Light is a gift in some photographic moments, and when light is presented, you must make the best of what you have. However, in the studio, you have full control of the light. I am researching the simple rules and guidelines to improvise my lighting skills and have a better understanding of the aesthetics I can achieve in the studio. I would rather learn from my mistakes, learn from lectures or even books and the internet than have poor quality lighting and ruining my images. Before taking my images or even brainstorming ideas, I feel that I need to understand lighting and build a relationship with it. Understanding the simplest of qualities, will help me understand how to bring out shadows, highlights, detail and saturation. I have chosen three books and various websites to give me the tools to develop my studio skills. As I am aware of photographic lighting, I have no real experience, though I have worked with lighting in moving image. This kind of lighting however, is different.
What is lighting?
Scientifically, light is a narrow band of electromagnetic radiation, we can see it because the optic nerves are sensitive to these bands of radiation. There are no accurate boundaries to the range in which we can see light as individuals are different, but on average our eyes are receptive to a range of wavelengths between 400 – 700 nanometers.

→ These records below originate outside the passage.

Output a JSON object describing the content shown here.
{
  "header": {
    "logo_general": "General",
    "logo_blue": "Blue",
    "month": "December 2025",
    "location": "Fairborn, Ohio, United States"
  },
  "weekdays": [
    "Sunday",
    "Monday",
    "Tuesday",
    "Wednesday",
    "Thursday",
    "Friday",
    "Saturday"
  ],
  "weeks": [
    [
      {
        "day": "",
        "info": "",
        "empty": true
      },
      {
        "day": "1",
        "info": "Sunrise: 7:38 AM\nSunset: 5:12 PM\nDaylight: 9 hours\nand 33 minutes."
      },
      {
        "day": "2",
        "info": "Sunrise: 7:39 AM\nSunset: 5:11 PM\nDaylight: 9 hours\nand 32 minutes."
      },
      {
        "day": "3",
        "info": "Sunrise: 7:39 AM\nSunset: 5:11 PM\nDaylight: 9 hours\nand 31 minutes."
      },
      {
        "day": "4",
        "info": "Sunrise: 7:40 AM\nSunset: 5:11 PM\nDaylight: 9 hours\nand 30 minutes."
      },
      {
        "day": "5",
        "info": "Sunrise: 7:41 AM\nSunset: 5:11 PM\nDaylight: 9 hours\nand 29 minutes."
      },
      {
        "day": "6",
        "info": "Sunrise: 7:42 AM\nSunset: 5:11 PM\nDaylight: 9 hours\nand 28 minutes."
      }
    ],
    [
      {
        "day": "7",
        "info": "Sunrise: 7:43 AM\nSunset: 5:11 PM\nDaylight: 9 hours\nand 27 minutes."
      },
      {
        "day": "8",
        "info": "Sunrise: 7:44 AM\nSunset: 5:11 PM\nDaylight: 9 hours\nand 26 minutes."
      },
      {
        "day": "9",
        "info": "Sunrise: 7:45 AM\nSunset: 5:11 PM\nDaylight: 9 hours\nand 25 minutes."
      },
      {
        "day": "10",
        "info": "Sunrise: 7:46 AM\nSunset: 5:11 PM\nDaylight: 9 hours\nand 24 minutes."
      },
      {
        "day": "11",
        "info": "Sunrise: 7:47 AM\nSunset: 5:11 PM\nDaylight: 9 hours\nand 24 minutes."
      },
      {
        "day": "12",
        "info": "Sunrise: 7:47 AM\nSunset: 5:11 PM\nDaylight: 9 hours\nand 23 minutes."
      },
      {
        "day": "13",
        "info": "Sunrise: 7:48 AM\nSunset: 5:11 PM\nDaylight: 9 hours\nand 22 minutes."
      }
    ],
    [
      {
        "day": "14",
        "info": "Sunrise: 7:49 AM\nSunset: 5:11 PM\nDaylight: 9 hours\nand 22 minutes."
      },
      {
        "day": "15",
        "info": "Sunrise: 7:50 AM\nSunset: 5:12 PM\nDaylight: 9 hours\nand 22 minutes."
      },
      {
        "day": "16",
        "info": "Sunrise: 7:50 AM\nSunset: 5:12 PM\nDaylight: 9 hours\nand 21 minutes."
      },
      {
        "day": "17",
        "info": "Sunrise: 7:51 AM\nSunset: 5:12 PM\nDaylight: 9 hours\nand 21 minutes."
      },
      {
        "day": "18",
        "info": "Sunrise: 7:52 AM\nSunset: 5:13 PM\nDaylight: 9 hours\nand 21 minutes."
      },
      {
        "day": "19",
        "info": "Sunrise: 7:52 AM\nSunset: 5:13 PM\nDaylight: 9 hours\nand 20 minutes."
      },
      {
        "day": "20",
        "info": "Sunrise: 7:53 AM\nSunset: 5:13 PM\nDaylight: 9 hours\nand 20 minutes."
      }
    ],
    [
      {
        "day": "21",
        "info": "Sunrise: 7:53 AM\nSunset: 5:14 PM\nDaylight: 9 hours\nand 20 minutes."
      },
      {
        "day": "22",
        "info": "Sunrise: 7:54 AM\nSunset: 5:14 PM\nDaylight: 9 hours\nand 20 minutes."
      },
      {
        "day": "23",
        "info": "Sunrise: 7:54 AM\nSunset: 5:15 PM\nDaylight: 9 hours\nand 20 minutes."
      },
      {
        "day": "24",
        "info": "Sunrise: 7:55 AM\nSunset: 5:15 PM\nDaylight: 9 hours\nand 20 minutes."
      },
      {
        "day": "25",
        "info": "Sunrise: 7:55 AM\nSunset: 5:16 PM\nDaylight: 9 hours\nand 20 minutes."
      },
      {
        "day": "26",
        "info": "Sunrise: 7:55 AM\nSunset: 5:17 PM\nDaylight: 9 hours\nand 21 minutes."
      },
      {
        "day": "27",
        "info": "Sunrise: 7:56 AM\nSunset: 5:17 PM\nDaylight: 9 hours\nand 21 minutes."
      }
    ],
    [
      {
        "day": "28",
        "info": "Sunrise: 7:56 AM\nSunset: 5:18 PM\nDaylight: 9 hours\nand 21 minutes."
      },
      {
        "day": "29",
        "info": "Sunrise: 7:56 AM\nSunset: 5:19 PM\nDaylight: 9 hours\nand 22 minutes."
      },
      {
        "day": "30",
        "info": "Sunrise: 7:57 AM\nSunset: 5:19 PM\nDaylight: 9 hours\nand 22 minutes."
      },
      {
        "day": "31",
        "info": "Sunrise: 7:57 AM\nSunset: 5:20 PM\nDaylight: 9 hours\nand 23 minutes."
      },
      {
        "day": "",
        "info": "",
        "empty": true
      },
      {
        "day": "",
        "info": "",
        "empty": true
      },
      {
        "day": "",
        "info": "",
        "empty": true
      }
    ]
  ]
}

Radient energy exists above and below the visible spectrum of light. Above the visible spectrum is ultraviolet and below is infrared. The digital revolution has allowed us to use technology such as photography and film, to pick up these colours and and convert them into a range of visibility.
The Electromagnetic Spectrum
Photographers are typically interested in three physical properties of lighting – The wavelength/Frequency, the amplitude/intensity and the angle of vibration/polarization. The intensity of the light determines the brightness, the wavelength determines the colour and the changes of polarization are barely visible to the human eye, however these can be manipulated using polarizing filters.
Light causes shadows because it travels in straight lines, it is then reflected off a shiny surface like a mirror that reverses the angle of which the light falls. These simple laws allow the photographer to manipulate light to their advantage, using reflectors, mirrors and cutters. Light can also be refracted, meaning lenses can be designed to focus an image.
Light allows us to see colour, without it, the world would be colourless. For example, a green pepper only looks green if the corresponding wavelengths are present in the illuminating light. If an orange light that contains no green, falls over a green pepper, the pepper would appear grey and colourless.
Light that contains all the colors of the spectrum is known as daylight, but photographers use this term precisely. White light comes from radiating sources, the sun, lightbulbs, flash guns etc. However there is some underlining connection with heat. Photographers use the theory of colour temperature, the theory wavelengths on the spectrum heating up to describe the exact colour of a lightsorce (tungsten, florescent etc.)